The federal government appears to support the idea. While the DHS is establishing new standards for the technology that powers digital IDs, the Transportation Security Administration (TSA) is already working with Apple to accept a version of an iPhone-based digital ID that can be used in airports. Several states are also laying the groundwork and rolling out digital driver’s licenses that could work with Apple Wallet (states are generally responsible for issuing ID cards in the US).
Apple isn’t the first or only major tech company trying to bring digital IDs to smartphones. Google has also been working on a system for a digital driver’s license, and last fall, the company detailed new privacy and security standards for developers to handle identity documents on mobile devices. IBM has also been researching digital driver’s licenses and expressed enthusiasm for how they might rely on blockchain technology.
A French security company called Idemia has already launched digital IDs in partnership with several US states, including Arizona and Oklahoma. The company argues that digital IDs make it easier to quickly authenticate someone’s identity, while also allowing a person to share less of their personal information. With an app, for instance, users can opt to just share their age with someone verifying that someone is old enough to buy alcohol without also sharing their address, Idemia explains on its website.
The technology behind digital IDs is inevitably not dissimilar to the tech behind vaccine passports. Opponents to vaccine passports, however, have argued that requiring detailed health information to enter businesses and other public areas hurts people’s privacy and liberty. Nevertheless, some states that have banned vaccine passports are charging ahead with digital driver’s licenses.

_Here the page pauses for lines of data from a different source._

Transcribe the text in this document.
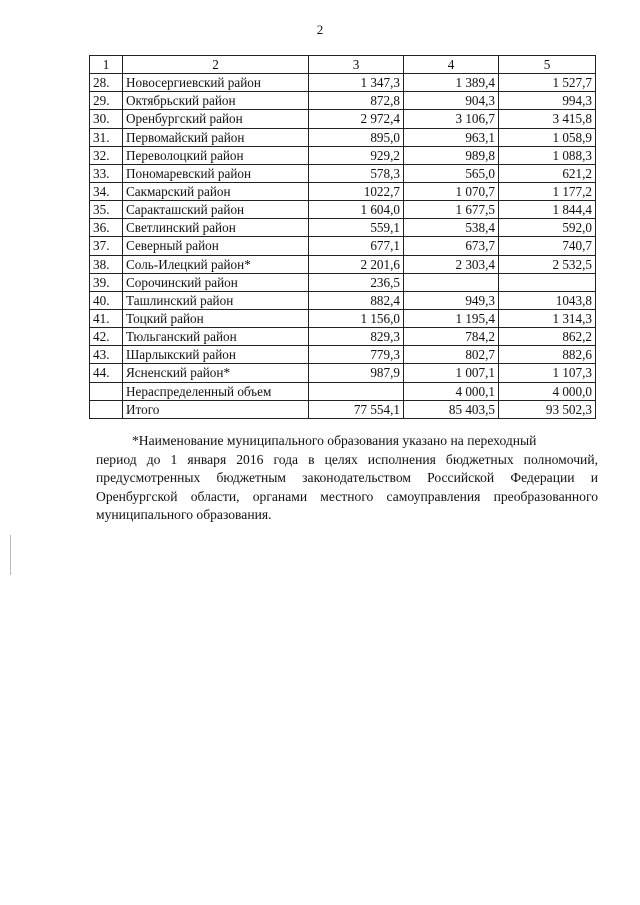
2
1	2	3	4	5
28.	Новосергиевский район	1 347,3	1 389,4	1 527,7
29.	Октябрьский район	872,8	904,3	994,3
30.	Оренбургский район	2 972,4	3 106,7	3 415,8
31.	Первомайский район	895,0	963,1	1 058,9
32.	Переволоцкий район	929,2	989,8	1 088,3
33.	Пономаревский район	578,3	565,0	621,2
34.	Сакмарский район	1022,7	1 070,7	1 177,2
35.	Саракташский район	1 604,0	1 677,5	1 844,4
36.	Светлинский район	559,1	538,4	592,0
37.	Северный район	677,1	673,7	740,7
38.	Соль-Илецкий район*	2 201,6	2 303,4	2 532,5
39.	Сорочинский район	236,5		
40.	Ташлинский район	882,4	949,3	1043,8
41.	Тоцкий район	1 156,0	1 195,4	1 314,3
42.	Тюльганский район	829,3	784,2	862,2
43.	Шарлыкский район	779,3	802,7	882,6
44.	Ясненский район*	987,9	1 007,1	1 107,3
	Нераспределенный объем		4 000,1	4 000,0
	Итого	77 554,1	85 403,5	93 502,3
*Наименование муниципального образования указано на переходный
период до 1 января 2016 года в целях исполнения бюджетных полномочий, предусмотренных бюджетным законодательством Российской Федерации и Оренбургской области, органами местного самоуправления преобразованного муниципального образования.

In Florida, where Gov. Ron DeSantis has banned vaccine passports, the DMV is expected to launch its mobile state ID system soon, and in Texas, whose state legislature has restricted the use of vaccine passports, lawmakers are considering a pilot program for digital driver’s licenses. Iowa, which has also limited the use of vaccine passports, also plans to launch a mobile ID system later this year. In Nevada, where vaccine passports remain a contentious issue, Gov. Steve Sisolak last month formally signed off on digital licenses, and the DMV says they could arrive within just a few years.
In any case, it’s clear that residents of several states will soon be able to store their driver’s license on their phone. What remains unclear is whether we’re headed for a country where there are 50 different digital driver’s licenses and 50 different opportunities for issues and problems.